Nisan'ı da bitirdik, artık son demindeyiz işin!

by tunchay

10 yorum:

Adsız dedi ki...

Mondi hakkaten iğrenç bi reklammış. o ne yav öyle:)

EsEs dedi ki...

abi tribünde her zaman süperdik. bi ara baktım çarşı bırakmış bizi izliyodu maçın başında :=)) sevdan bit ateş son derece romantik maç oldu ah bi de kazansaydık:))
ayrıca kızılcıklı tribününde maçın son 5 dksında çıkan hafif çapta sözlü sataşmalar hoş olmadı sakinleştirecem diye imanım gevredi.

Adsız dedi ki...

işin gücün sivası övmek beşiktaşı yermek dimi senin. fenerlisin ya bu yolda her yol mübah sana zaten. şöyle bir blogda senin gibi adamlara nie izin verirler. biliyorum bu yorum yayınlanmaz ama belki doğruyu görüp yayınlanırsa herkes farkına varsın bu durumun. bu tuncay denen adam burda değil antuda falan yazsın beşiktaş düşmanlığını orda göstersin. sivas ilk kez açık takıma karşı 2 organize yaptı diye hemen chelsea ilan etmişsin. beşiktaşın ilk yarı pozisyonu ikinci yarıdan daha fazla ama sözde bir de maçı staddan izlemişsin. sana şu blogda yer verenler utansın ne diim. senin gibi adamlara söz söylemek gerekmez bile bunun için.
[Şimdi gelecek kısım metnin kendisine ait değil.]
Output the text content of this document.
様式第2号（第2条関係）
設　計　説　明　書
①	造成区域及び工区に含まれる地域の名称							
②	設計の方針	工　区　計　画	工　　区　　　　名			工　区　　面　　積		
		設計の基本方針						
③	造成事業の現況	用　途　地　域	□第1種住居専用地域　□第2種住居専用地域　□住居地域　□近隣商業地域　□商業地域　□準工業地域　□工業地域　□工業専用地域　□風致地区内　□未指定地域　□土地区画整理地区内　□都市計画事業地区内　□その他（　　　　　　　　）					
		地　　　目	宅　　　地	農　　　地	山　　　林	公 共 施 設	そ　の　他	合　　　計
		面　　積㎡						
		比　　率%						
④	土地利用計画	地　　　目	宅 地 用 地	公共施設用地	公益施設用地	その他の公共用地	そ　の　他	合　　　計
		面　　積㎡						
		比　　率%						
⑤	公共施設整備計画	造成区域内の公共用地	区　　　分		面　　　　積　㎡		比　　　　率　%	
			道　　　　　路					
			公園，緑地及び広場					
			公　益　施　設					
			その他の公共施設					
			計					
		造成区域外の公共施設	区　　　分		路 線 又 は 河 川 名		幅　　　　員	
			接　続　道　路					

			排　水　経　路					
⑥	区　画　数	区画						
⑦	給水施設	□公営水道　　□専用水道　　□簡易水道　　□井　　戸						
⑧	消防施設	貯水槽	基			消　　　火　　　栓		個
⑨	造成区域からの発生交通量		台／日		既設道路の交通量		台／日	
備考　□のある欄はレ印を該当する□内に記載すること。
Flying Dutchman dedi ki...

@sarı çizmeli mehmet ağa

türkçeni düzelt, haddini bil, 2 organize yaptı dediğin takımın tüm maçını izle, okuduklarını anlamaya çalış, ha sonra bir de doğru anla, blog politikasını bize bırak, sana hitap edeceğimiz bir isim veya nick belirle ki ondan sonra yazdıklarını oturup konuşalım

o zamana kadar bize utanmayı salık verecek ne yetki ne de hadde sahipsin...bizden alacağın en "ciddi" cevap bu olacaktır aksi halde

tunchay dedi ki...

İnsan üzülüyor. Niye böyleyiz biz? Niye bizim gibi düşünmeyen birini hemen yaftalama ihtiyacı hissediyoruz. Niye herkes birilerine düşman olmalı?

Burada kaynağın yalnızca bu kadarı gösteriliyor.